Édouard VII bien remis en selle,Ce fauteuil des voluptés, qui provient de l'une des plus célèbres maisons closes de Paris, sera exposé au Petit Palais en avril


Ce fauteuil a été commandé par le roi Édouard VII lui-même pour équiper la chambre qui lui était réservée en permanence au Chabanais.
Ce fauteuil des voluptés, qui provient de l'une des plus célèbres maisons closes de Paris, sera exposé au Petit Palais en avril.

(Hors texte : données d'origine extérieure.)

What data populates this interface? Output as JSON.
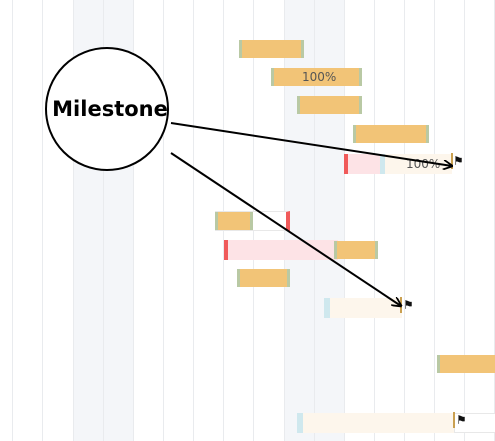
{
  "gantt": {
    "progress_labels": [
      "100%",
      "100%"
    ],
    "milestone_flag_icon": "flag-icon"
  },
  "annotation": {
    "callout_label": "Milestone"
  },
  "colors": {
    "done_bar": "#f2c477",
    "done_bar_edge": "#b9c9a4",
    "overdue": "#f05a5a",
    "overdue_fill": "#fde3e6",
    "todo_fill": "#fdf6ec",
    "todo_edge": "#cfe8ee",
    "weekend_band": "#f4f6f9",
    "grid": "#e9ebee"
  }
}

La première visite officielle du nouveau maire de Paris pourrait avoir lieu au Petit Palais. Sa présence serait lo­gique, le 2 avril, pour inaugurer dans ce musée la fastueuse exposition sur la capitale dans les années 1900, quand la ville brillait de mille feux. Parmi les six cents œuvres caractéristiques de cette Belle Époque, nul doute que l'élue s'arrêtera devant un meuble étrange, dont l'usage s'est perdu. Se fera-t-elle photographier devant?

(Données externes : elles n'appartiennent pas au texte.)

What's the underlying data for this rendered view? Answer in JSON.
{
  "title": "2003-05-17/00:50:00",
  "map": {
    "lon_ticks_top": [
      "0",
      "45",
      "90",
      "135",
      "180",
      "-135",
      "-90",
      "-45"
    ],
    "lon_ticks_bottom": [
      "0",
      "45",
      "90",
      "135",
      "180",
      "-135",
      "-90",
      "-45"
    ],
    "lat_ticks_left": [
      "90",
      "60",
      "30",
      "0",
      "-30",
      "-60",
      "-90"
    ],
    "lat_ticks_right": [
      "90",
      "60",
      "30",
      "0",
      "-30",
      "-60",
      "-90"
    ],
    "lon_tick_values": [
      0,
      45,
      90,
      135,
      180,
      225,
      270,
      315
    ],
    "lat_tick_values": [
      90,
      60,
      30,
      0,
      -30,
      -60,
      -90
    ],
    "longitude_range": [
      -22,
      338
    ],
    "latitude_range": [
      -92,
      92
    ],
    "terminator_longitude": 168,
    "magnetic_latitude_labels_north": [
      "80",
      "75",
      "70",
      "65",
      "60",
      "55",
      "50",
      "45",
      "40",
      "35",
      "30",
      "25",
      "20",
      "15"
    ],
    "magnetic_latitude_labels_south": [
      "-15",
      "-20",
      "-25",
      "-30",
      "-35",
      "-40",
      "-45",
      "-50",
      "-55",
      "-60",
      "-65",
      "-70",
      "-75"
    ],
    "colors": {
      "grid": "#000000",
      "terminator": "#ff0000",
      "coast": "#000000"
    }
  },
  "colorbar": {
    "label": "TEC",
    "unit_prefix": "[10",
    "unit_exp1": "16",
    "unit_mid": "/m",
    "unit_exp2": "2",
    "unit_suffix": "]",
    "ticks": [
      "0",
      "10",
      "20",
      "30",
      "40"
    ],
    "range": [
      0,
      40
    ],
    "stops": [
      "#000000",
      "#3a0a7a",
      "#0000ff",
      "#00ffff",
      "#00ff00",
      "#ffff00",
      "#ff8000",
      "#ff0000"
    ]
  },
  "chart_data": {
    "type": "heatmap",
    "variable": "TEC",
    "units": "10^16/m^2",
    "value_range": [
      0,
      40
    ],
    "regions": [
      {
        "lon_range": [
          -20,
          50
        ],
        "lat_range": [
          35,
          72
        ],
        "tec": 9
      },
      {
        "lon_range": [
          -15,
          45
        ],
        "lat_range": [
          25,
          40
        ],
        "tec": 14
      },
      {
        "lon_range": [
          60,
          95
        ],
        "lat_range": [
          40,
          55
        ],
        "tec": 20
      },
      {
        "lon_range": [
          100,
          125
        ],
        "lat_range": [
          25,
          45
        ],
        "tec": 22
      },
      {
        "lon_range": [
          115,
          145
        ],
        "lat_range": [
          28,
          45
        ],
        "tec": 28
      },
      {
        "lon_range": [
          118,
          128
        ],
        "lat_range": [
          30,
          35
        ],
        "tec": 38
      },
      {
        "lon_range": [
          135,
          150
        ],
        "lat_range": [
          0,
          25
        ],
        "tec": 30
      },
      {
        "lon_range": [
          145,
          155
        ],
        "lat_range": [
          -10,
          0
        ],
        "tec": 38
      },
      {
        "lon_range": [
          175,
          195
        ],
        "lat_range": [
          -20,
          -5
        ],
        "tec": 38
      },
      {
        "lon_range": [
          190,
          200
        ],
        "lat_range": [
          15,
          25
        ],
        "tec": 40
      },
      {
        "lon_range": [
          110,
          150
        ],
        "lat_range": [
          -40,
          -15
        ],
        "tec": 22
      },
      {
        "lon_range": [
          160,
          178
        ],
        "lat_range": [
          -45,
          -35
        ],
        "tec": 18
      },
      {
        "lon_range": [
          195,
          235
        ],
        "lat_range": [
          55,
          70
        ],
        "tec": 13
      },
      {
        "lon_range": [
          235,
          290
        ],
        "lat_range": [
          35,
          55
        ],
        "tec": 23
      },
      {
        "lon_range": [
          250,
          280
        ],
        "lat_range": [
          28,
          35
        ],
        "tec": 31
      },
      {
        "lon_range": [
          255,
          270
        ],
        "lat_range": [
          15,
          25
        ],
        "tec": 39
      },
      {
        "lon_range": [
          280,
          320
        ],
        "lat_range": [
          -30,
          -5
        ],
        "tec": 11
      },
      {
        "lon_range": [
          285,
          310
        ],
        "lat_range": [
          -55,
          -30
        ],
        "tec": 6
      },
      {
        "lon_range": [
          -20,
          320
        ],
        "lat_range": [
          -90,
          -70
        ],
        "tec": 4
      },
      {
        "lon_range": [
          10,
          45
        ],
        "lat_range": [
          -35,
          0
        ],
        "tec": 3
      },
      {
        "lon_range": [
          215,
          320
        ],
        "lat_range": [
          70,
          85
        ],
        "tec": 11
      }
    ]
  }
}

On ne le lui conseille guère. Un socle de bois doré bien rembourré, surmonté d'une selle pareillement confortable, six accoudoirs, quatre pieds et un tissu japonisant. Qu'est-ce donc que ce schmilblick? Les plus perspicaces trouveront quelque ressemblance avec un siège gynécolo­gique ou une chaise d'accouchement. La fonction se révèle en réalité autrement plus sensuelle.
«Il s'agit d'un “fauteuil de volupté”», glisse Dominique Lobstein, historien d'art et co-commissaire de l'exposition. Lorsqu'on y regarde de près, on n'ose inventorier les combinaisons, genre Kamasutra, qu'il offre. «Il a appartenu à Édouard VII, prince de Galles et fils de la reine Victoria, poursuit le spécialiste. C'était un habitué du Chabanais jusqu'à ce qu'il soit couronné souverain du Royaume-Uni et empereur des Indes en 1901, à 60 ans.»

Pour de pacifiques joutes

Le Chabanais? «Une maison close installée au 12 de la rue du même nom, dans le IIe arrondissement, et fondée en 1878 par une Irlandaise. C'était un des lieux galants les plus huppés du Paris fin de siècle. Une chambre était réservée en permanence au prince. Il l'a fait doter de deux accessoires originaux adaptés à sa taille et surtout à son poids: une baignoire de cuivre rouge en forme de cygne à la proue de sirène qu'on remplissait de champagne avant usage, et ce meuble. Conçu et réalisé par Louis Soubrier, artisan du faubourg Saint-Antoine, il pouvait réunir pour de pacifiques joutes le royal héritier et deux ou trois employées de la maison sans qu'il ne déroge à son rang… puisqu'il s'installait sur la partie supérieure.»
Édouard était surnommé «Bertie» par ses favorites, choisies parmi vingt à trente-cinq pensionnaires. Certaines avaient connu intimement Pierre Louÿs, Guy de Maupassant, Charles Ier du Portugal, le prince des Indes britanniques ou encore quantité de membres du Jockey Club. Le Chabanais a connu son heure de gloire le 6 mai 1889. L'inauguration de l'Exposition universelle s'était poursuivie entre ses tentures. Ministres et ambassadeurs du monde entier s'y étaient donné rendez-vous. Sur leurs agendas, cette «virée» était renseignée comme une «visite au président du Sénat». Le scooter n'existait pas encore…
Ce plus célèbre des lupanars, devant le One-two-two, le Sphinx, La Fleur blanche, La Rue des Moulins et Chez Marguerite, a reçu un prix pour sa chambre japonaise lors de l'Exposition universelle de 1900. On y trouvait aussi la chambre Louis XV, la chambre hindoue, la Directoire, la médiévale et la chambre mauresque. L'ensemble des décors fut vendu après la ferme­ture, en 1946, à l'occasion d'une vente aux enchères en 1951. L'actuel propriétaire du «fauteuil de volupté» tient à conserver l'anonymat.
«Paris 1900, la ville spectacle», Petit Palais, Paris VIIIe, du 2 avril au 17 août.